As I wrote in the last post about Pollan's book, we are eating loads of corn and soy (among other things) to our health's detriment. The thing is we should be eating much more leaves than seeds to get the most nutrition from plants.
Green plants give us much of the omega-3 fatty acids (that we often associate with fish). Leaves make these fatty acids through photosynthesis. We need them because, well, we can't go through photosynthesis--or any other process--to produce them ourselves. And they are important: they've been found to help our brains, eyes, metabolism, inflammation and on and on. What we get from seeds are omega-6, which isn't bad, we just don't need so much of it.
It helps to think of omega-3s as fleet and flexible, omega-6s as sturdy and slow. Because the two fatty acids compete with each other for space in cell membranes and for the attention of various enzymes, the ratio between omega-3s and omega-6s, in the diet and in turn in our tissues, may matter more than the absolute quantity of either fat. So, too much omega-6 may be just as much of a problem as too little omega-3.So by eating a Western diet, that ratio is all screwed up in our bodies. The same goes for our food animals, which often are not being fed the leaves that they were meant to eat. Their diet is replaced with grains, which lowers the omega-3s in our meat, dairy, eggs, etc and increases the omega-6s. For example, that's why grass fed/finished beef is so much healthier than grain-fed.

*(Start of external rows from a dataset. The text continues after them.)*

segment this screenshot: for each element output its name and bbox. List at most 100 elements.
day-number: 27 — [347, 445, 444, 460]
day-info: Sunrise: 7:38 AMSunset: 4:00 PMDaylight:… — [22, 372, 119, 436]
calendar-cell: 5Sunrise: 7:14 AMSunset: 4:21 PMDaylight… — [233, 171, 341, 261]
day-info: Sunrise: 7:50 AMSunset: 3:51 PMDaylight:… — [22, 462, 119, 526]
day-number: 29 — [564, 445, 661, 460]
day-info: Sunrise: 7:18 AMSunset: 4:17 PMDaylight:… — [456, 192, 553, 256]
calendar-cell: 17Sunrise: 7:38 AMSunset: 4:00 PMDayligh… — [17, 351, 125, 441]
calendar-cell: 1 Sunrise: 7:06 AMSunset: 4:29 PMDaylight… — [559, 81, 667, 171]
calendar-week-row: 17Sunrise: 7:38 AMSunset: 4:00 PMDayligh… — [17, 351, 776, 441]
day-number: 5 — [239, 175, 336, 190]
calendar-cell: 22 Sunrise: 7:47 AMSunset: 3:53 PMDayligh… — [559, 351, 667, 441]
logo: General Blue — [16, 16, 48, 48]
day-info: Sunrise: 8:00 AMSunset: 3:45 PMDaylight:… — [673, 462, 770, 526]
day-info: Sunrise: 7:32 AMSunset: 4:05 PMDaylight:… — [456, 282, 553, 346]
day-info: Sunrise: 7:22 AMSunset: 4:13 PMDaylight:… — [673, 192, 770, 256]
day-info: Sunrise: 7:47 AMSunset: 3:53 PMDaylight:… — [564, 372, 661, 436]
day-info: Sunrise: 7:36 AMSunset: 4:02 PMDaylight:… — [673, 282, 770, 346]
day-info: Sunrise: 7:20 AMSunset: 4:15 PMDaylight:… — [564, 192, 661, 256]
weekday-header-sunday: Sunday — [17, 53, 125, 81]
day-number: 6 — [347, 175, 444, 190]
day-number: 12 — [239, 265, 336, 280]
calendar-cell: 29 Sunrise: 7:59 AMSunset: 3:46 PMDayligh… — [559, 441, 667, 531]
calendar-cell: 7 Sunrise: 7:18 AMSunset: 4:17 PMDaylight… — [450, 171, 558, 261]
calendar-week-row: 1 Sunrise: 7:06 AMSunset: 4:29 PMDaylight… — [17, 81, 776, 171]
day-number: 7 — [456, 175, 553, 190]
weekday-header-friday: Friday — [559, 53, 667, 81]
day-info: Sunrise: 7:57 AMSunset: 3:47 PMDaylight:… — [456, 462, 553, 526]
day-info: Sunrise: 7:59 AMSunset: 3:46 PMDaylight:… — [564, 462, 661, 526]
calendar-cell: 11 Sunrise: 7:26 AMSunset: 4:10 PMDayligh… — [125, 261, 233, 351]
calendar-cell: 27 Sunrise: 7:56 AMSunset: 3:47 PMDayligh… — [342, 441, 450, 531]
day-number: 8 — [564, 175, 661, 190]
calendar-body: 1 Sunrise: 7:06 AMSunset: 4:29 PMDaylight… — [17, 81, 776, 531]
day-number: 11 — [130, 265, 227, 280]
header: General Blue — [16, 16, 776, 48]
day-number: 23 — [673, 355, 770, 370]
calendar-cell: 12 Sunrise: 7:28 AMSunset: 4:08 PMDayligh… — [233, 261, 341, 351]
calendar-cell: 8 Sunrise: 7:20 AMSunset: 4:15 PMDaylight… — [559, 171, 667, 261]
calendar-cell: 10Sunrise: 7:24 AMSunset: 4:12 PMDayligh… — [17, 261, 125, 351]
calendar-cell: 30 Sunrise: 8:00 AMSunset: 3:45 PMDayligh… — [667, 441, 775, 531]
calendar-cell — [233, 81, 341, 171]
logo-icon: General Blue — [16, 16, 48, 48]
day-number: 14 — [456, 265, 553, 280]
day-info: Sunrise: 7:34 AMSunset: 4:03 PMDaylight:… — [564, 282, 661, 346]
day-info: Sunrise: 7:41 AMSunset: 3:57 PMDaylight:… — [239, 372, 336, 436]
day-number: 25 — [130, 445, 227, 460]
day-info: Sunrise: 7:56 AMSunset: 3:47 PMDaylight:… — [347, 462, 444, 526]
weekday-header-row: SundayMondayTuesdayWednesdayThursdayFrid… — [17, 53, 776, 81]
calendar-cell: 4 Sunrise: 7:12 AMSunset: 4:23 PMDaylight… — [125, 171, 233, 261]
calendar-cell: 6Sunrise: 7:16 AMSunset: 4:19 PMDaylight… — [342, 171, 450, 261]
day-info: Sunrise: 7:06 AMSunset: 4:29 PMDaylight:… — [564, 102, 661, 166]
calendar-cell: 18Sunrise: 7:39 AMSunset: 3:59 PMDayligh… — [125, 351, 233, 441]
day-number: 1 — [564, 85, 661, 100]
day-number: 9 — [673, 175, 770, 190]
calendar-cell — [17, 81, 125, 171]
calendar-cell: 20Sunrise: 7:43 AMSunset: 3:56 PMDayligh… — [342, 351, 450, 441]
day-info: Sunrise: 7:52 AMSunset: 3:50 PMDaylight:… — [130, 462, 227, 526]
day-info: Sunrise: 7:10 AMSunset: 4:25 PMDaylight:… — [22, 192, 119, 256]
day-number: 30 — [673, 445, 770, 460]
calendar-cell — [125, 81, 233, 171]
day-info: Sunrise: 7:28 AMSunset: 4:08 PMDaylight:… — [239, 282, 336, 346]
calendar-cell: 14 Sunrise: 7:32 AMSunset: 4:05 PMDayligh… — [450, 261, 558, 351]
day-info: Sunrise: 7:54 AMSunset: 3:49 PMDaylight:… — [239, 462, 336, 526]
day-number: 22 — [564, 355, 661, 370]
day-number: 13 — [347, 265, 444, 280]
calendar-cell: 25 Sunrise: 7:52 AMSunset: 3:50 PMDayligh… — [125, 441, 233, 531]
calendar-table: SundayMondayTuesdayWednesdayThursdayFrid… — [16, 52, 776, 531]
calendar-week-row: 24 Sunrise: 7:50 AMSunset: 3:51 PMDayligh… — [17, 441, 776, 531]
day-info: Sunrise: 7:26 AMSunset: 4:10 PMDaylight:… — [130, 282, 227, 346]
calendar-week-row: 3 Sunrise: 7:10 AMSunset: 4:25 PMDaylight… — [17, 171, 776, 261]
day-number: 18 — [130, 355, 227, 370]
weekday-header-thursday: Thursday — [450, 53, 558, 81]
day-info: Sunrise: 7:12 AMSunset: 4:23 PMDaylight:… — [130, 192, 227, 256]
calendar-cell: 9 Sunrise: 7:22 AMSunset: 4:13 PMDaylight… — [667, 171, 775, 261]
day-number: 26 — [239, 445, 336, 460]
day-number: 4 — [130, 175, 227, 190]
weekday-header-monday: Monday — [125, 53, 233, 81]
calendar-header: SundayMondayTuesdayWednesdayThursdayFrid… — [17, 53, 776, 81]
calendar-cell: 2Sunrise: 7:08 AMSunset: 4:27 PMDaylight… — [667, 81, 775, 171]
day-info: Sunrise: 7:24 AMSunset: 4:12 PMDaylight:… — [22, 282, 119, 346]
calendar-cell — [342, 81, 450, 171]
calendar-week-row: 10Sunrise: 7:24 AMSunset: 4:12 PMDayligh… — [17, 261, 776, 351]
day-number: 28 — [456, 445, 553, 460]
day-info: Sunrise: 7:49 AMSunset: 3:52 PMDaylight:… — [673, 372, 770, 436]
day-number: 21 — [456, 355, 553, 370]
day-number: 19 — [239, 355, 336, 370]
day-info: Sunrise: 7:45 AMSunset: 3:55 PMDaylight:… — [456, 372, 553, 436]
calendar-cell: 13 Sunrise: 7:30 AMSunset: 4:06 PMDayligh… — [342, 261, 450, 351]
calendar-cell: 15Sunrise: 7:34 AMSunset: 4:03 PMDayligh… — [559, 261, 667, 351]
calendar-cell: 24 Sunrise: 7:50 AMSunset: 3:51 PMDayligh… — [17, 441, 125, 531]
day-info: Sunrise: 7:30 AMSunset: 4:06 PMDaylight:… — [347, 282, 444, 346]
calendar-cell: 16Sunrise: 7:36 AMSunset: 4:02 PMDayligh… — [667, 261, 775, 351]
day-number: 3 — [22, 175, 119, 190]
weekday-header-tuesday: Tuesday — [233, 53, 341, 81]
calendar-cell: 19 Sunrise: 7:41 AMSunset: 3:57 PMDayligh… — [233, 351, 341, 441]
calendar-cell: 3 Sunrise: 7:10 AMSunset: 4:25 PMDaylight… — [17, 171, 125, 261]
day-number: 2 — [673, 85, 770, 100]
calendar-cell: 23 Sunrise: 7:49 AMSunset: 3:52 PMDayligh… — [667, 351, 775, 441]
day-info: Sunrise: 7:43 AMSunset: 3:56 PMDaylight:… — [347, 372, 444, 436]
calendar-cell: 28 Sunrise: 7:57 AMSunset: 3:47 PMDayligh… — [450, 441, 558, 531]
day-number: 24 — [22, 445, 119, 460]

But how do we know this? Who is supposed to tell us to eat fish or greens to be healthy? For most of human history, it was our culture, our ethnicity, those traditional foods that were raised or caught where we or our ancestors lived. Now where do we look for help? The health care industry. How's that working out?
More from Pollan:
Medicine is learning how to keep alive the people whom the Western diet is making sick. Doctors have gotten really good at keeping people with heart disease alive, and now they're hard at work on obesity and diabetes. Much more so than the human body, capitalism is marvelously adaptive, able to turn the problems it creates into new business opportunities: diet pills, heart bypass operations, insulin pumps, bariatric surgery. But though fast food may be good business for the health care industry, the cost to society--an estimated $250 billion a year in diet-related health care costs and rising rapidly--cannot be sustained indefinitely.He goes on to write how an American born in 2000 has a 1 in 3 chance of getting diabetes sometime in his life--even more if he's African-American or Hispanic-American. Being diagnosed with diabetes takes about 12 years off your life and costs $13,000 in medical costs. Someone without diabetes has about $2500 in those costs. Diabetes is becoming more of the norm in the US thanks to the Western diet. As Pollan writes: "Apparently it is easier, or at least a lot more profitable, to change a disease of civilization into a lifestyle than it is to change the way that civilization eats."